Выбрать главу

Весной на сцену нашего зеленого тополиного трехпрудного двора выкатывались кованые иловайские сундуки, приданое умершей Андрюшиной матери, красавицы Варвары Димитриевны, первой любви, вечной любви, вечной тоски моего отца.

Красный туфелек (так мы говорили в детстве), с каблуком высотой в длину ступни («Ну уж и ножки их были крошки!» – ахает горничная Маша), – скат черного кружева – белая шаль, бахромой метущая землю – красный коралловый гребень. Таких вещей мы у нашей матери, Марии Александровны Мейн, не видали никогда. Еще кораллы: в семь рядов ожерелье. (Мать – двухлетней Асе: «Скажи, Ася, коралловое ожерелье!») Хорошо бы потрогать руками. Но трогать – нельзя. А эти красные груши – в уши. А это, с красным огнем и даже вином внутри – гранаты. («Скажи, Ася, гранатовый браслет». – «Бра-слет».) А вот брошка коралловая – роза. Кораллы – Neapel, гранаты – Bohemen. Гранаты – едят. А это – странное слово – блонды. От какой-то прабабки – мамаки – румынки. Никакого смысла, чистейшая магия. («Говорят, актрисы были, на театре пели... – шепчет Маша нашей балтийке-бонне. – Говорят, наш барин очень без них тосковали». – «Думхейтен[101], – басом отрезает балтийка, блюдущая честь дома, – просто богатая дочь богатый отец. А пела, как птиц, для свое удовольствие».) Жаркий, жгучего бархата, костюм мальчика. Мальчик, которого так одевают, называется паж. (И черный шнурок с змеиной головой, которым подбирают юбку, – паж.) А этот длинный нож называется шпага. Фаи, муары, фермуары. Ларчики, футлярчики... То, как все это пахнет, – пачули. Андрюша, убедившийся, что второго ножа не будет, носится вокруг на «штекенпферде»[102]. Я, робко, матери: «Мама, как... красиво!» – «Не нахожу. А беречь нужно, потому что это Лёрино приданое». – «А какой снег серебряный!» – «Это нафталин. Чтобы не съела моль». Нафталин, моль, приданое, пачули – никакого смысла, чистейшая магия.

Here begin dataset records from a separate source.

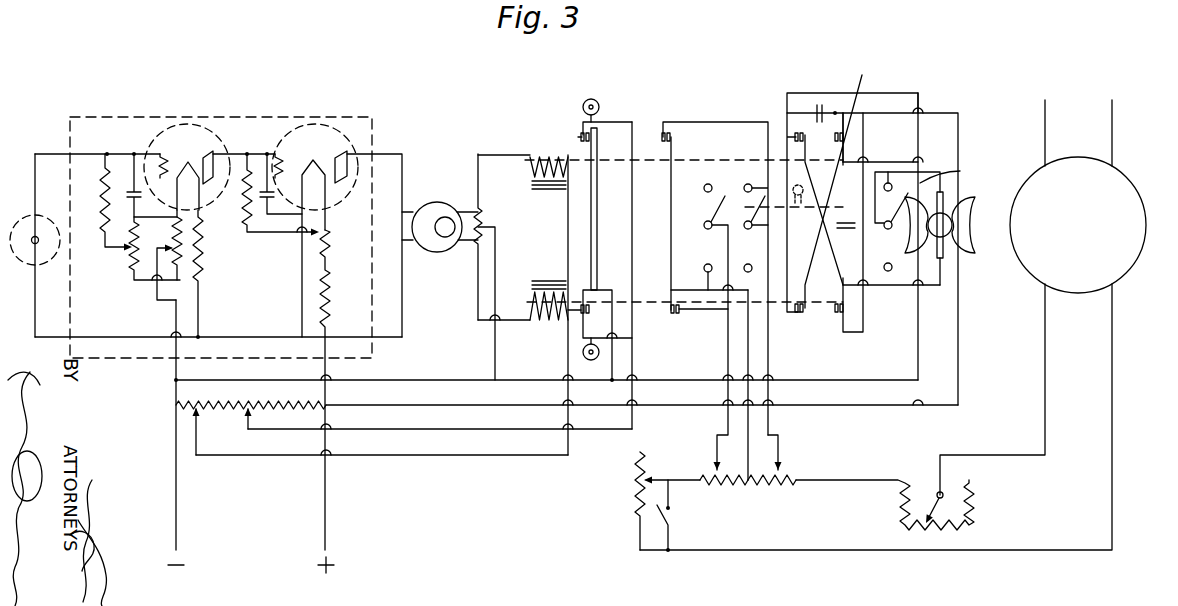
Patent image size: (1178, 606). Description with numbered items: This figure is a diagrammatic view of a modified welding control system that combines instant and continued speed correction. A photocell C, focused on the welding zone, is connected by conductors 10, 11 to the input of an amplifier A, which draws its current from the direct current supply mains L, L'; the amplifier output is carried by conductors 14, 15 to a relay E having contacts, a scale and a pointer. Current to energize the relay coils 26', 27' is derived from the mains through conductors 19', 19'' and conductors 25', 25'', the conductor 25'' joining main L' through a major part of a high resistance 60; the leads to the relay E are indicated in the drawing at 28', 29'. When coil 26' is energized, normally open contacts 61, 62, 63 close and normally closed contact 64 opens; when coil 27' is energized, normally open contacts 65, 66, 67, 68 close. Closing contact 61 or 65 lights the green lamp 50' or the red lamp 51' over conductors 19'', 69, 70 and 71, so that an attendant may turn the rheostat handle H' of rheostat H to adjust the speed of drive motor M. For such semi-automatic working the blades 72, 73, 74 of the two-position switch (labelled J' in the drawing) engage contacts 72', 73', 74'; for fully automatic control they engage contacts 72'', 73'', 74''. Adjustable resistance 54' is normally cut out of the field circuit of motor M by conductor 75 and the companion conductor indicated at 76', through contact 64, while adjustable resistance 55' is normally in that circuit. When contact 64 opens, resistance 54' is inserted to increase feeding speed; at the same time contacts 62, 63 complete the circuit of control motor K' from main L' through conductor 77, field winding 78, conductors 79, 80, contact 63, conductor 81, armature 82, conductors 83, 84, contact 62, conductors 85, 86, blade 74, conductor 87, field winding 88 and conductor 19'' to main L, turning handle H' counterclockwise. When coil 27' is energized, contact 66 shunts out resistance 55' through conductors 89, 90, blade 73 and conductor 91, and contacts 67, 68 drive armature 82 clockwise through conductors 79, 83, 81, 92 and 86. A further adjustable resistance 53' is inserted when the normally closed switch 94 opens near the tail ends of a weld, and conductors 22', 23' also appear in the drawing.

The conductor 10 is at (52, 149).
The conductor 11 is at (43, 336).
The conductor 14 is at (378, 338).
The conductor 15 is at (384, 152).
The conductor 19' is at (478, 350).
The conductor 19'' is at (547, 236).
The conductor 22' is at (1024, 421).
The conductor 23' is at (900, 417).
The conductor 25' is at (544, 305).
The conductor 25'' is at (382, 468).
The relay coil 26' is at (536, 291).
The relay coil 27' is at (523, 185).
The conductor 28' is at (482, 273).
The conductor 29' is at (460, 235).
The green lamp 50' is at (563, 351).
The red lamp 51' is at (608, 101).
The adjustable resistance 53' is at (641, 501).
The adjustable resistance 54' is at (724, 492).
The adjustable resistance 55' is at (772, 494).
The high resistance 60 is at (234, 408).
The contact 61 is at (580, 320).
The contact 62 is at (800, 315).
The contact 63 is at (835, 315).
The contact 64 is at (674, 315).
The contact 65 is at (610, 132).
The contact 66 is at (674, 138).
The contact 67 is at (825, 130).
The contact 68 is at (839, 183).
The conductor 69 is at (595, 290).
The conductor 70 is at (580, 255).
The conductor 71 is at (632, 187).
The switch blade 72 is at (701, 212).
The switch contact 72' is at (696, 260).
The switch contact 72'' is at (694, 180).
The switch blade 73 is at (744, 212).
The switch contact 73' is at (747, 255).
The switch contact 73'' is at (732, 178).
The switch blade 74 is at (888, 219).
The switch contact 74' is at (880, 258).
The switch contact 74'' is at (898, 160).
The conductor 75 is at (727, 358).
The conductor 76' is at (736, 385).
The conductor 77 is at (676, 407).
The field winding 78 is at (962, 195).
The conductor 79 is at (890, 232).
The conductor 80 is at (863, 316).
The conductor 81 is at (904, 286).
The armature 82 is at (943, 223).
The conductor 83 is at (920, 162).
The conductor 84 is at (812, 263).
The conductor 85 is at (790, 263).
The conductor 86 is at (833, 93).
The conductor 87 is at (960, 171).
The field winding 88 is at (908, 253).
The conductor 89 is at (670, 215).
The conductor 90 is at (710, 286).
The conductor 91 is at (779, 362).
The conductor 92 is at (813, 192).
The switch 94 is at (675, 516).
The amplifier A is at (189, 116).
The photocell C is at (44, 217).
The relay E is at (437, 253).
The rheostat H is at (902, 505).
The rheostat handle H' is at (943, 508).
The lamp J' is at (797, 208).
The control motor K' is at (981, 266).
The supply main L is at (606, 332).
The supply main L' is at (730, 336).
The drive motor M is at (1123, 181).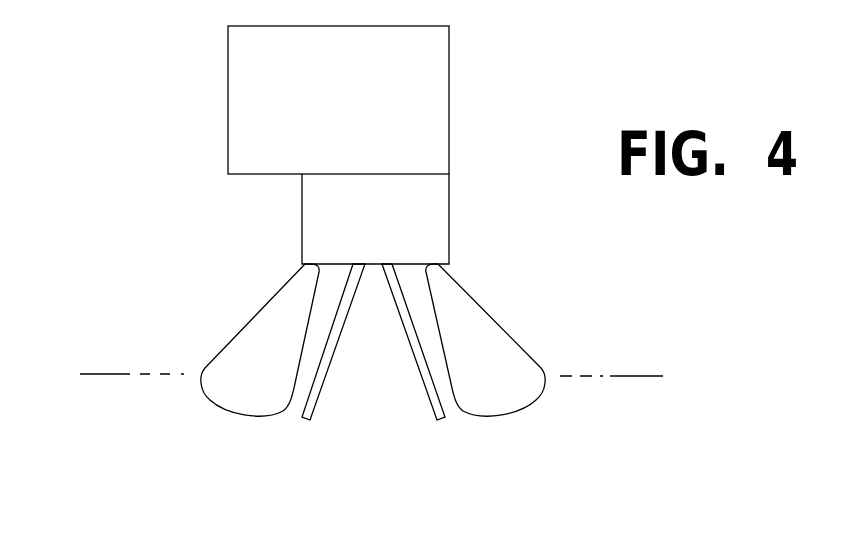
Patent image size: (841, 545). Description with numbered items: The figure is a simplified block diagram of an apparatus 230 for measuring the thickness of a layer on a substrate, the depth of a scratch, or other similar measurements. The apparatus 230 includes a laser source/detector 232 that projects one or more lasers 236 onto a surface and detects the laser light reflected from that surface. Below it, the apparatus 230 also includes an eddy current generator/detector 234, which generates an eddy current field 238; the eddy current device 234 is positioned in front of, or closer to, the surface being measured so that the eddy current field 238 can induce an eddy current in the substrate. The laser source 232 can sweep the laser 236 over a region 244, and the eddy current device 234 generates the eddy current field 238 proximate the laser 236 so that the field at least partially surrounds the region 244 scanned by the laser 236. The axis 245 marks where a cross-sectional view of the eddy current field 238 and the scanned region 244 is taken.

The apparatus 230 is at (180, 75).
The laser source/detector 232 is at (440, 108).
The eddy current generator/detector 234 is at (440, 202).
The laser 236 is at (322, 403).
The eddy current field 238 is at (282, 308).
The region 244 is at (445, 462).
The axis 245 is at (344, 371).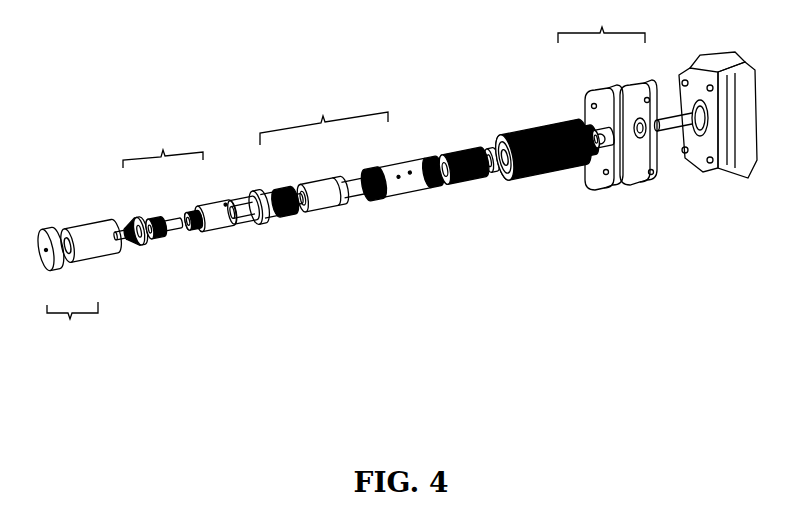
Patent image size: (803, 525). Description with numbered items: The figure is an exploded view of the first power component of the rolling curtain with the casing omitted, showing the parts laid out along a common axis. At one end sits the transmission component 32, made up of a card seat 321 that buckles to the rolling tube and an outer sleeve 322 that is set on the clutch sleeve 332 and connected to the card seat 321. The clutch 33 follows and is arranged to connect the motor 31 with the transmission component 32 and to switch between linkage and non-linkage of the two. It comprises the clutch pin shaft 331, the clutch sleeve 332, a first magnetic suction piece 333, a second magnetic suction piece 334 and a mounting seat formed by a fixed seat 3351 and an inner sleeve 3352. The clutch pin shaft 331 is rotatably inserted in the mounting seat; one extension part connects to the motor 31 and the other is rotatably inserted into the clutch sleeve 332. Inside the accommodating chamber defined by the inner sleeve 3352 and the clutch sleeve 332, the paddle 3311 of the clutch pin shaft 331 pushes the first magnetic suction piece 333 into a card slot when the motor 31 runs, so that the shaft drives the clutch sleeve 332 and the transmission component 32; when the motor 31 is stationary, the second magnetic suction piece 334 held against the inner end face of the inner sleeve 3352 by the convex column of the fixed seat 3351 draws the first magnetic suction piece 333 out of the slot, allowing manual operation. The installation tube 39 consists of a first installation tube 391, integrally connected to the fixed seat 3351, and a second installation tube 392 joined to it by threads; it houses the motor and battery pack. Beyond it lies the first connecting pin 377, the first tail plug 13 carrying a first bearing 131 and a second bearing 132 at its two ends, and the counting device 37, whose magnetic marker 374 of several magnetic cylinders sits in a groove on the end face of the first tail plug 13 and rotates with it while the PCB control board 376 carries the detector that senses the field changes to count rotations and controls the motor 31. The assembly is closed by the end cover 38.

The first tail plug 13 is at (527, 178).
The first bearing 131 is at (497, 147).
The second bearing 132 is at (592, 160).
The motor 31 is at (333, 197).
The transmission component 32 is at (72, 318).
The card seat 321 is at (62, 267).
The outer sleeve 322 is at (90, 255).
The clutch 33 is at (163, 152).
The clutch pin shaft 331 is at (172, 222).
The paddle 3311 is at (152, 237).
The clutch sleeve 332 is at (133, 220).
The first magnetic suction piece 333 is at (172, 233).
The second magnetic suction piece 334 is at (193, 235).
The fixed seat 3351 is at (245, 218).
The inner sleeve 3352 is at (212, 202).
The counting device 37 is at (601, 28).
The magnetic marker 374 is at (587, 123).
The PCB control board 376 is at (655, 100).
The first connecting pin 377 is at (473, 178).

Позже на нашем зеленом тополином дворе появился остов велосипеда. Говорю – остов, потому что, подрастя, сразу опознала его в первом же из тех животных, непомерно высоких, с непомерно высокими шеями и далекими от земли ногами, существующих только в виде остова, да и то на картинках (как и такие велосипеды). «Доисторический велосипед историка!» – хохочет и даже грохочет свободомыслящий студент Гуляев, готовящий Андрюшу в приготовительный класс Седьмой гимназии, а сестру Лёру, под шумок, себе в невесты. Это была первая модель велосипеда, подаренная, вернее оставленная (проще – отставленная!) нещедрым дедом доросшему до науки внуку. Себе же дедушка купил новый. Самое трудное и даже несбыточное для девятилетнего мальчика было на этот велосипед – сесть. Второе – на нем поехать: нога на аршин не доставала до педали. Единственное доступное было на нем сидеть, ибо скелет был трехколесный, непреложноустойчивый и усидчивый. Велосипед с Андрюшей возил по двору дворник Матвей. Нас с Асей на заветное иловайское сидение не пускали никогда. Но мы и не мечтали. Все иловайское в нашем доме, от бирюлек институтки Валерии до Андрюшиного ихтиозавра, для нас, только-Цветаевых, было табу. Это был дом молчаливых запретов и заветов. Позже в нашем доме появилось такое же ружье. И такая же подзорная труба. Можно сказать, что дед из своих вещей вырастал, как ребенок из обуви, только в обратной пропорции: большее сменяя на меньшее. Впрочем – велосипед, ружье, труба оказались его единственным наследством внуку. Остальное (миллионы – в кавычках или без кавычек) унаследовала Революция.